Watching him perform it live even through a screen is like catching a house party that spilled outside. His call-and-response isn’t a gimmick; it’s the DNA of the track. One voice becomes many. A hook becomes a crowd. The music doesn’t just play to you, it pulls you into its gravity.
HaSizzle has been holding that gravity for years. Tracks like “Bounce It Biggity Bounce It” and “She Rode That D*ck Like a Soulja” weren’t built for polite listening. They were built for bodies. For shaking speakers until the walls gave. For rooms where nobody’s pretending not to look.
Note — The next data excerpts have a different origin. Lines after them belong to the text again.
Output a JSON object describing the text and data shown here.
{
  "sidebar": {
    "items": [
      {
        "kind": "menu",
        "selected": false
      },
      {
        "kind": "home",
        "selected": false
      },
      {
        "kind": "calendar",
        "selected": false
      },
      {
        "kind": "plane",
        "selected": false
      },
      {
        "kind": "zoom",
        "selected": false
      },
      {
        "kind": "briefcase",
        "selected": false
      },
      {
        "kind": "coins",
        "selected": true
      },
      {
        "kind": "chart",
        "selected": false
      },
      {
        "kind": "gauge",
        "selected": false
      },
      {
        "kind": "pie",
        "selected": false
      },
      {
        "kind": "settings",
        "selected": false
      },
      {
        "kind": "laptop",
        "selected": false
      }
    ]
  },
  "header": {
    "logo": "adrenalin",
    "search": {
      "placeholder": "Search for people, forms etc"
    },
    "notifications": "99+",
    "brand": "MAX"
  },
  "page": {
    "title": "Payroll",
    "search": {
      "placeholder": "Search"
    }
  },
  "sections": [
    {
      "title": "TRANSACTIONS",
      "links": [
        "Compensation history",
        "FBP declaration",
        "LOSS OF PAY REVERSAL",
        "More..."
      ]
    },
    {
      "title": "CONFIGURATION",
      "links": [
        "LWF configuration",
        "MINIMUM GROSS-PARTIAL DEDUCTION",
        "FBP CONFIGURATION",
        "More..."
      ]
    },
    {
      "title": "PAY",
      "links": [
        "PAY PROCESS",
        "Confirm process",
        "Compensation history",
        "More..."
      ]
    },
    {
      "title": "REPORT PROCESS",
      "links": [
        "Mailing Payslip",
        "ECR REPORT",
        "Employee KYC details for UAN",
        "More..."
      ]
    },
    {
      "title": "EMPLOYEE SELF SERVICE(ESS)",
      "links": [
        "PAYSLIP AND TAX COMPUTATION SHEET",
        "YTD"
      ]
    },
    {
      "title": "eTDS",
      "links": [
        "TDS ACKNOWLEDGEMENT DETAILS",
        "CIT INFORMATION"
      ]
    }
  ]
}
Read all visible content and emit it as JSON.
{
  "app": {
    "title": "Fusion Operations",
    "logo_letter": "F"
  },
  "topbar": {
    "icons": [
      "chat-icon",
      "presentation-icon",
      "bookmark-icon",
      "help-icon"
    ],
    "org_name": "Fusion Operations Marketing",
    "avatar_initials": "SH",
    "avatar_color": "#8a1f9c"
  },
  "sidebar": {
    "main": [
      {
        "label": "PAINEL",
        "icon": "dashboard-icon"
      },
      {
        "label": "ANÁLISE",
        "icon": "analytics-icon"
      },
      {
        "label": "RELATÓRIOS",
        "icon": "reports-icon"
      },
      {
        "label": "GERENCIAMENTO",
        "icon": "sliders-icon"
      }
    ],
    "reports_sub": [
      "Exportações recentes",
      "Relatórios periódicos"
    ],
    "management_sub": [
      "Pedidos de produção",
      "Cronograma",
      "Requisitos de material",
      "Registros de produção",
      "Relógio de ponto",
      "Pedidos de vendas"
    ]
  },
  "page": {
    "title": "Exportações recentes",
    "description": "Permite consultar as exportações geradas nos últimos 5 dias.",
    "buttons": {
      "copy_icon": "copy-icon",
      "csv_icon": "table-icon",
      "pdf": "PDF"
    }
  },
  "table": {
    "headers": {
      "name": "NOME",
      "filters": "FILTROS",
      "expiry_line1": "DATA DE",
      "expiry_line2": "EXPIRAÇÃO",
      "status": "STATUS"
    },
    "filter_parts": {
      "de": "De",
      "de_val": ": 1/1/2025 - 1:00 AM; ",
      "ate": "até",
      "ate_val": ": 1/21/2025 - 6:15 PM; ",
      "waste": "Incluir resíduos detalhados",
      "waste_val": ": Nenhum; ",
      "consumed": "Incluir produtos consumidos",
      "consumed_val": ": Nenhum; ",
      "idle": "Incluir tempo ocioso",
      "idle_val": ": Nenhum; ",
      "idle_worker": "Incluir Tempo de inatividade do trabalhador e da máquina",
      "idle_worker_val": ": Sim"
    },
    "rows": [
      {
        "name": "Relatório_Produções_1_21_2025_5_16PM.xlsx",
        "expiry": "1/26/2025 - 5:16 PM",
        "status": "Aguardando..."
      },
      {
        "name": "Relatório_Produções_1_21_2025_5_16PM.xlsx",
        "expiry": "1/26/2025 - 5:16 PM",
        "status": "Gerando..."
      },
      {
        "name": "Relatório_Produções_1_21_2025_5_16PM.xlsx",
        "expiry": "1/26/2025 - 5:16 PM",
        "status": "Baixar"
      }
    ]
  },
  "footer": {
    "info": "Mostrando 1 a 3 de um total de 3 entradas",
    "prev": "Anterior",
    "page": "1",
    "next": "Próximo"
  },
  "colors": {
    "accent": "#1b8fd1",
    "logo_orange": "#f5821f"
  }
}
Collaborations with Drake, Lil Wayne, 2 Chainz, City Girls, Sexyy Red, PJ Morton each one proof that New Orleans bounce doesn’t just survive in its own lane. It infects everything it touches.
Still, Get You Some feels like a new move. The brass isn’t a backdrop. It’s a co-conspirator. The horns blare like a parade cutting through traffic, dragging bounce out of the club and into the street, blurring the line between concert, block party, and carnival. It’s a reminder that bounce has always been public music built for the crowd, built for the moment when private inhibition cracks open.
He’s taking that energy on the DTLR HBCU Tour this fall. Florida A&M, Alabama A&M, more stops across the South. Picture it: campus gyms turned into nightclubs, students screaming back the hook until the rafters shake. It’s not just performance. It’s initiation.
Bounce has always been this: messy, communal, charged. But HaSizzle brings something extra. He knows how to laugh while he’s commanding the room. He knows how to keep it dirty and joyous at the same time. “Everybody get you some” lands less like a lyric and more like a philosophy. Don’t stand still. Don’t watch. Take a piece of it for yourself.
And when Brass and Ass drops, that philosophy goes bigger. The sound of New Orleans
horns, chants, beats, sweat, excess stitched together until it can’t be separated. A project that makes sense only because it couldn’t come from anywhere else.
The single is called “Get You Some.” But the truth is, HaSizzle’s already taken what he came for. Your attention. Your movement. The rest is just catching up.